Since only the relative width and position matters, B's distribution can be normalized, to use only A's shifted and scaled one afterwards: A becomes [Aev',Asd'] and B is [0,1]. This means A's numbers are expressed using B's original deviation as unit: we are only interested in where our distribution lies relative to opponent's one, and how it's shape aligns with his (how much wider/narrower it is).

So Aev'=(Aev-Bev)/Bsd and Asd'=Asd/Bsd. With these, the winning probability can be approximated (

^{*2}):

1/(sqrt(pi*2*Asd'^2)) * int_x_-inf_inf( e^(-(x-Aev')^2/(2*Asd'^2)) * 0.5*(1+erf(x/sqrt(2))))

Here is a wolfram example to calculate such win probabilities (variable substitution would make it too complex for the free version, so Aev' and Asd' occurrences need to be replaced manually inside square brackets).

Although the absolute position of a distribution doesn't really matter, a very rough guess is that pro level is somewhere around -50 (komi = 7, 1 stone = 2*komi, so 3-5 stones to perfect play). Two players are 1 stone apart if their ev difference is roughly 14 (supposedly 50% winrate with 1 extra stone or with reverse komi).

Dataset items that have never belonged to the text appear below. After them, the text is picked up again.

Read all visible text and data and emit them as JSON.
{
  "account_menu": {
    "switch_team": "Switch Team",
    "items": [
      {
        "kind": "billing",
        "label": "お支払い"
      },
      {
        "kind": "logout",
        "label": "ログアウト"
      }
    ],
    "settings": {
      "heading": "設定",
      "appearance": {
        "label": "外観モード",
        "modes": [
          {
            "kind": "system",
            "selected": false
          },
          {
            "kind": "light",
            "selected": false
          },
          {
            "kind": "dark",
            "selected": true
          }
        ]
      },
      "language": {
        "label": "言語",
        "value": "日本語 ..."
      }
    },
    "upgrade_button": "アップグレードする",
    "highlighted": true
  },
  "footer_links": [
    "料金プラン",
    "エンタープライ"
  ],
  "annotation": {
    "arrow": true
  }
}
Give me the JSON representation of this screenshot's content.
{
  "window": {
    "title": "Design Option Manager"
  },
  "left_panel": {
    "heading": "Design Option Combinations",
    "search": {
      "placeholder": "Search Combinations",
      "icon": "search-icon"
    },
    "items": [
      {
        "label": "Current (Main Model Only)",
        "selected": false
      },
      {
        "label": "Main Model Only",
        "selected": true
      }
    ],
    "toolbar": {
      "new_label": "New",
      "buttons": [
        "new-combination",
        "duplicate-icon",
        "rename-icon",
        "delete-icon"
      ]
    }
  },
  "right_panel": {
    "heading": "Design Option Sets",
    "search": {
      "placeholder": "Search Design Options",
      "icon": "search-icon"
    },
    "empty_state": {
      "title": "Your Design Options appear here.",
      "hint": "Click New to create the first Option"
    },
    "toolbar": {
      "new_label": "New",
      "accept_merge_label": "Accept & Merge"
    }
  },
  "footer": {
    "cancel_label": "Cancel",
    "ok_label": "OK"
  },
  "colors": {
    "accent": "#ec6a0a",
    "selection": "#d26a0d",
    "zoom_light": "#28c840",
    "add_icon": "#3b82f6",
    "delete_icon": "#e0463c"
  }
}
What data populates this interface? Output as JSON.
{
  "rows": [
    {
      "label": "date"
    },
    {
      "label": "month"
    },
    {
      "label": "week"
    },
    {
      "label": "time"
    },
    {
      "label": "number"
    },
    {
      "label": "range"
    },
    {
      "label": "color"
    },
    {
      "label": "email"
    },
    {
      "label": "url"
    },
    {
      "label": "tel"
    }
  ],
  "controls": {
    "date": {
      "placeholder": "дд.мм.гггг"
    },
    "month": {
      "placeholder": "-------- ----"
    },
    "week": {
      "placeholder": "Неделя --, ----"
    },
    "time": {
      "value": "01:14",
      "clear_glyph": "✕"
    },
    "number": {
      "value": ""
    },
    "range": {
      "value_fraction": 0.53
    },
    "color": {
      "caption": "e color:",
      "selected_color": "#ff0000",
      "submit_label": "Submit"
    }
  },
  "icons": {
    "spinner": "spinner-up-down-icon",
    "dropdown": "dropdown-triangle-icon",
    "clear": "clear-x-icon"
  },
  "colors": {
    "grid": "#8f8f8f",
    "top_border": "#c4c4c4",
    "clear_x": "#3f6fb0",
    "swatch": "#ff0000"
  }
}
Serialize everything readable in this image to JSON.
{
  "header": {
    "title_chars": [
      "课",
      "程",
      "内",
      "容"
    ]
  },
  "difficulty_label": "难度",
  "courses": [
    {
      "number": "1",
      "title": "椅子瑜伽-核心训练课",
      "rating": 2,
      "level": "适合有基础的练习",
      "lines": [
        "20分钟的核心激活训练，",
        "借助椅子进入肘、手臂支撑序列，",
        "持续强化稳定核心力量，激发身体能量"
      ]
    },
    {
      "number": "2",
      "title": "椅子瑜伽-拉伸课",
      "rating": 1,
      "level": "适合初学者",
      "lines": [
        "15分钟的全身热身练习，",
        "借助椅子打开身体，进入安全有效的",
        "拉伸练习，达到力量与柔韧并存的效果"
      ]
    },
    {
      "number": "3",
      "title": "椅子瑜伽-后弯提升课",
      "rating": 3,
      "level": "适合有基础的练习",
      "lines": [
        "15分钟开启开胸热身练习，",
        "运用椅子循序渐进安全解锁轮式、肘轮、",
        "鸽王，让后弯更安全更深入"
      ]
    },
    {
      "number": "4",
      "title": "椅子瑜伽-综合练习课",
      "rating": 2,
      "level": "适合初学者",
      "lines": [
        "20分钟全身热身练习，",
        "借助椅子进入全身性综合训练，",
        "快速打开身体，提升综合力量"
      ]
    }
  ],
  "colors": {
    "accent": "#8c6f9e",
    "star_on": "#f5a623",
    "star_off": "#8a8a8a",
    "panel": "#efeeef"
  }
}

More interesting is the question of deviation. There is a known problem in translating Elo-like ratings to stones:

EGF win% table predicts that winrate against 1 stone stronger opponents is ~33% at 9k, ~25% at 1d, and only ~20% at 7d levels. Using the above function in reverse hints that at 1d the deviation may be a bit less than 1 stone (<14 points). For stronger levels the deviation decreases - making fewer and smaller errors not only means higher ev, but less absolute variance as well.

These rank-dependent winrate differences are handled by EGF using an extra (deviation-like) variable term. This approach offers a natural explanation, from where A's distribution is shifted and scaled against B's normalised one. For stronger players the relative/scaled position of a one stone (14 points) stronger opponent's distribution is significantly farther (since the deviations are smaller). I think this is the real reason behind those differences observed in practice.

^{*1} This ignores that a deliberate safety move that trades points for consolidation of a winning position is not the same kind of error as points lost on misplaying a local fight for example.

^{*2} In go the actual error values and sums are integer, so something like a binomial distribution would probably be best. But approximating with other distributions like normal or logistic should also be ok, except maybe at near-perfect play (no positive values / side).